All things “Western” are wildly popular in China, sometimes to a sickening degree (why are all the popular models white when China is obviously very Asian? Why does everyone wear shirts with non-sensical English on them? There’s no need to foster a Bluest Eye–like complex). Even Kunming, a second-tier city that wakes up around 9am and shuts down by 10pm, has fake Apple stores, fake Nike stores, and rip-off Ikeas. Until recently, everyone thought the Apple and Nike stores were real and paid retail prices for their products. It’s not only the US that’s getting ripped off anymore, and one is stepping into dangerous territory angering the Chinese upper class.
Many people in the US are afraid of China eventually “taking over the world.”

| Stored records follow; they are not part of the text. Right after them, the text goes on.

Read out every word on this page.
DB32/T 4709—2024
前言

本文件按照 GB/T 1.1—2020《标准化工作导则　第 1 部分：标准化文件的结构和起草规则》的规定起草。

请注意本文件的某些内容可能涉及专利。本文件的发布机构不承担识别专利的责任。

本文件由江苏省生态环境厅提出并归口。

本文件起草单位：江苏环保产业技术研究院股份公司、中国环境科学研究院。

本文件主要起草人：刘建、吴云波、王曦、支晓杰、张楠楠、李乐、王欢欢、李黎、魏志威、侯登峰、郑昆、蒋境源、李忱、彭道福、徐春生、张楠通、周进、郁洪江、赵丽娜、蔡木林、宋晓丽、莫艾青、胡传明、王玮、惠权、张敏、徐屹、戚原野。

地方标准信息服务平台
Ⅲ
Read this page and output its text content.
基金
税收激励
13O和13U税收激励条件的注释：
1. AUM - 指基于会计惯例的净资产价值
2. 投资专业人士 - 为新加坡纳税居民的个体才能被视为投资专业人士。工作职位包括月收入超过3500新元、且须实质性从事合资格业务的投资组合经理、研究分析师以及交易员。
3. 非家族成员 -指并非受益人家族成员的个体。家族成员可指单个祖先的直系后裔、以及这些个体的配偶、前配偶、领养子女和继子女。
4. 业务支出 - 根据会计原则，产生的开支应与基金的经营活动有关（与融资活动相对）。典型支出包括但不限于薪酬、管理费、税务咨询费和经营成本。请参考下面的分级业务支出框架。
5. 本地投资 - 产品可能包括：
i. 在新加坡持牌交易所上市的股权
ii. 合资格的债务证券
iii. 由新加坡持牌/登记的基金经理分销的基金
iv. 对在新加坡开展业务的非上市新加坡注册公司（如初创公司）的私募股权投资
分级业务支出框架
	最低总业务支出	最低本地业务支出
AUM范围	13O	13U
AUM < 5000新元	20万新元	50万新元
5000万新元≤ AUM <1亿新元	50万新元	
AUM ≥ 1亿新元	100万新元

I’m not too sure why that’s so terrifying, but maybe that’s because I don’t understand economics as well as I should. Yes, if China overtook the US, there would be a noticeable relationship change between our two countries (which is already happening) and its government is paranoid and whiny, but its citizens would inevitably be more exposed to the dangerous influences of the Western world and China has too many serious problems it needs to address for it to be considered a stable and truly developed nation.
Overall, as a country where cheating, corruption, and copycats are rampant and acceptable, how can China remain at the top if it gets there? Some Chinese “scholars” known for plagiarizing are already being closed out of international academic conferences. [Of course, that’s not to say that true creativity and intelligence can’t be found in China. As one of the opening lines in The Social Network asks: “Did you know that there are more people with genius IQ’s living in China than there are people of any kind living in the United States?”] But no one respects or wants to have a close relationship with the chronically dishonest classmate, even if (s)he did manage to become valedictorian.
So back to my computer problem. It’s certainly possible that I’ve downloaded some virus that’s stealing all my pictures, music, and out-dated resume files in search of a competitive edge or my credit card numbers. But since I’ve gotten the “all clear” from the 2009 version of iAntiVirus, I’ll just assume that the problem is is that I’ve become such an incredibly fast typer that new technology can’t keep up with me. That, or my computer was overheating.